The only place this will be an issue is in a culture where "rounds" are bought - for example, UK drinking culture.
In the US, everyone buys and pays for themselves. In the UK, at least where you go up to a bar to order (not in restaurants etc), it's normal that one person takes everyone's drinks order and goes to the bar to buy a round for everyone in the group. With large groups, this can get super expensive very fast, and if there're only a few rounds, not everyone gets to buy a round each time people go out. Instead, there's usually an informal method of remembering who's paid for rounds most recently.

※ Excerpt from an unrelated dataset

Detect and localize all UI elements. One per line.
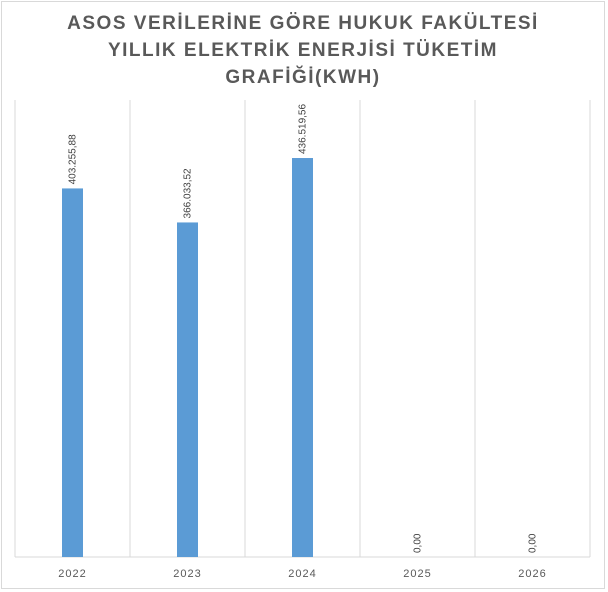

It gets more complicated because some people get cheap drinks, others sit out a round, others get super-expensive fancy-pants drinks, others drink soft drinks or even water: to simplify things, each of these is counted as "a drink" regardless.
In these cultures, when you're asked what you want, you say "just a coke, please" or "nothing this round, thanks". When it's your turn to buy a round, (you can tell by people saying "it's your round" and looking at you expectantly) you bite the bullet, take everyone's order, and buy the drinks, and don't kick up any kind of a fuss about it. Some people make a game of trying to dodge their rounds, hitting the bathroom when they see people's glasses getting empty and such. Don't be that guy.
UK drinking culture is one of the things I'm very glad to have left behind by moving to the US, where instead it seems there's an eating culture, where everyone goes out for a meal together, and not drinking is the norm because you have to drive to get anywhere.
UK drink culture involves far too many drunk people yelling at each other over loud music for my tastes. It's got a bit less unbearable since smoking indoors was banned, but still not the way I'd rather spend my evenings. So I'd usually stay for a couple of rounds then make my excuses and leave - I was usually not the only one, either.
If some immature CEO or similar tries to press you to drink, it's considered OK and even admirable by almost everyone to say "No thanks, I'm driving" or just "No thanks, I don't drink". Generally people don't press into the "why"; the assumption is that you'd have said why if you felt they needed to know.
If they do ask why, pretty much any reason is acceptable and will be respected, whether it's religious, "doctor's orders", or something else. Only the response "personal preference" could be taken by some as being judgemental and affecting "team fit". If it is taken that way, then yes, it's a poor team fit, and you might want to find a better team, because you probably wouldn't want to fit with that team.